Единственная ситуация, когда финансовый кризис в Китае может привести к неотвратимой рецессии, — ситуация, в которой бо́льшая часть задолженности принадлежит международным кредиторам и выражена в иностранной валюте. И даже это не станет серьезной угрозой, если валютные резервы Китая будут оставаться около недавней отметки в четыре триллиона долларов. Но снижение резервов более чем на 700 миллиардов долларов за 2017 год говорит о том, что у Китая, возможно, не всегда будет столь прочная валютная база. Судя по всему, именно этот спад в основном коснулся корпораций и тех, кто долгое время держал запасы юаней в надежде, что китайская валюта продолжит расти. При частичной либерализации международных потоков капитала в Китае валюта, похоже, скорее склонна падать (обесцениваться), чем расти (прибавлять в цене), так что нет смысла держать большие резервы в юанях. Но в будущем Китай может столкнуться с утечкой валюты по другим причинам, что в свою очередь опустит его резервы до угрожающе низких показателей, вызвав резкую девальвацию. Если в то же время у Китая накопится большой внешний долг, выраженный в иностранной валюте, возможны масштабные банкротства, с которыми правительство мало что сможет сделать. Так было в Таиланде, Индонезии, Малайзии и Корее во время финансового кризиса 1997–1998 годов. Впрочем, сейчас Китай весьма далек от такой опасности. Его резервы по-прежнему значительны, а внешний долг невелик.

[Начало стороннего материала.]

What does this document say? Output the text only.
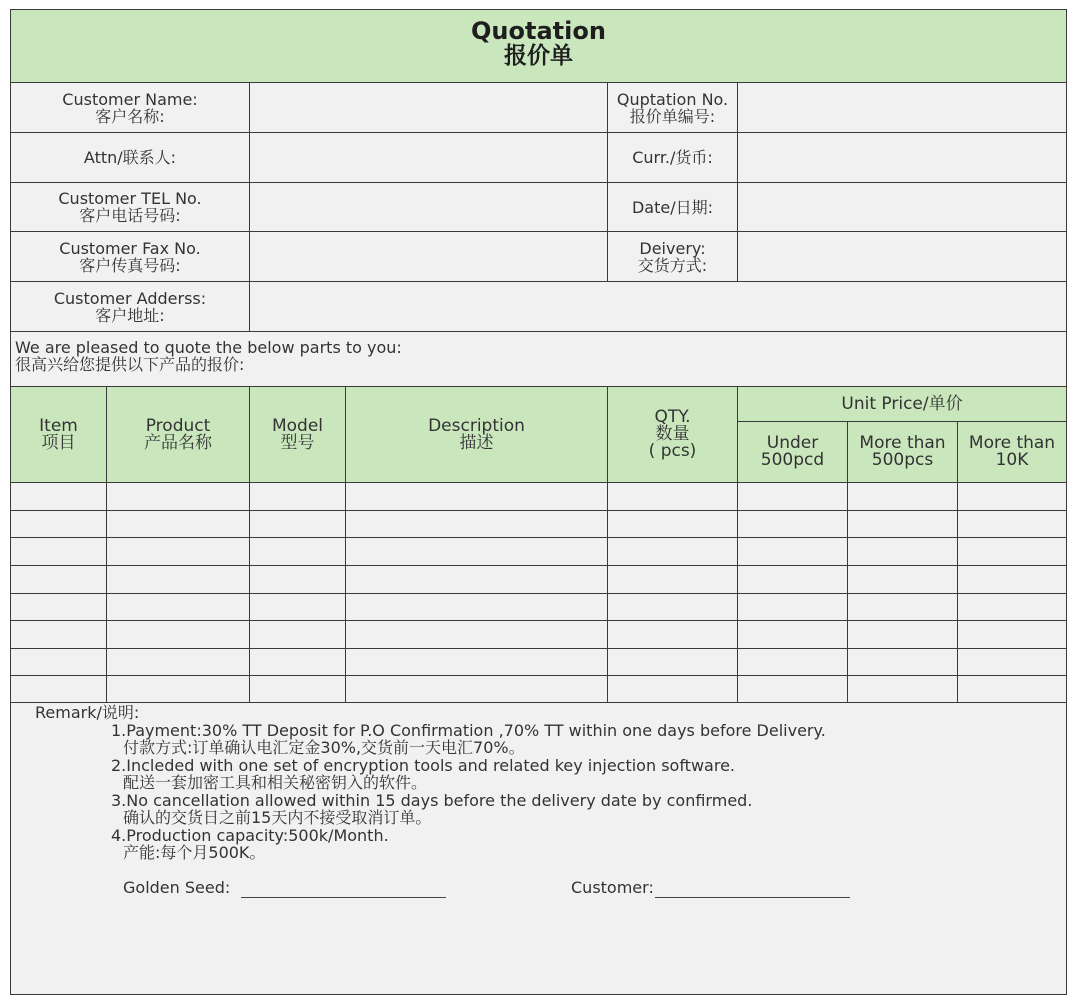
Quotation
报价单
Customer Name:
客户名称:
Attn/联系人:
Customer TEL No.
客户电话号码:
Customer Fax No.
客户传真号码:
Customer Adderss:
客户地址:
Quptation No.
报价单编号:
Curr./货币:
Date/日期:
Deivery:
交货方式:
We are pleased to quote the below parts to you:
很高兴给您提供以下产品的报价:
Item
项目
Product
产品名称
Model
型号
Description
描述
QTY.
数量
( pcs)
Unit Price/单价
Under
500pcd
More than
500pcs
More than
10K
Remark/说明:
1.Payment:30% TT Deposit for P.O Confirmation ,70% TT within one days before Delivery.
付款方式:订单确认电汇定金30%,交货前一天电汇70%。
2.Incleded with one set of encryption tools and related key injection software.
配送一套加密工具和相关秘密钥入的软件。
3.No cancellation allowed within 15 days before the delivery date by confirmed.
确认的交货日之前15天内不接受取消订单。
4.Production capacity:500k/Month.
产能:每个月500K。
Golden Seed:	Customer:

Реальной опасностью для Китая является не жесткая посадка, а существенное замедление роста до показателей значительно ниже уровня в 6,5 %, предусмотренного в 13-м пятилетнем плане, охватывающем 2016–2020 годы. Такое замедление может быть вызвано плохо развитой кредитной политикой и еще большим числом безнадежных ссуд, но основная угроза связана с финансовым сектором лишь косвенно. Основная структурная проблема Китая — доля капиталовложений в валовом внутреннем продукте (ВВП) слишком велика. Общий объем инвестиций достиг в 2011 году пикового значения в 47,3 % ВВП, но и в 2015 году он все еще составлял 44,1 %. В наличии нет доступной статистики, показывающей, сколько инвестиций необходимо для производства всех товаров, которые потребляет и экспортирует Китай (а также для производства оборудования, чтобы изготовить эти товары), но вряд ли они намного превышают половину той суммы, которую Китай реально инвестирует ежегодно. Для поддержки полного использования своих ресурсов Китаю нужно найти дополнительные инвестиции примерно на 20 % ВВП.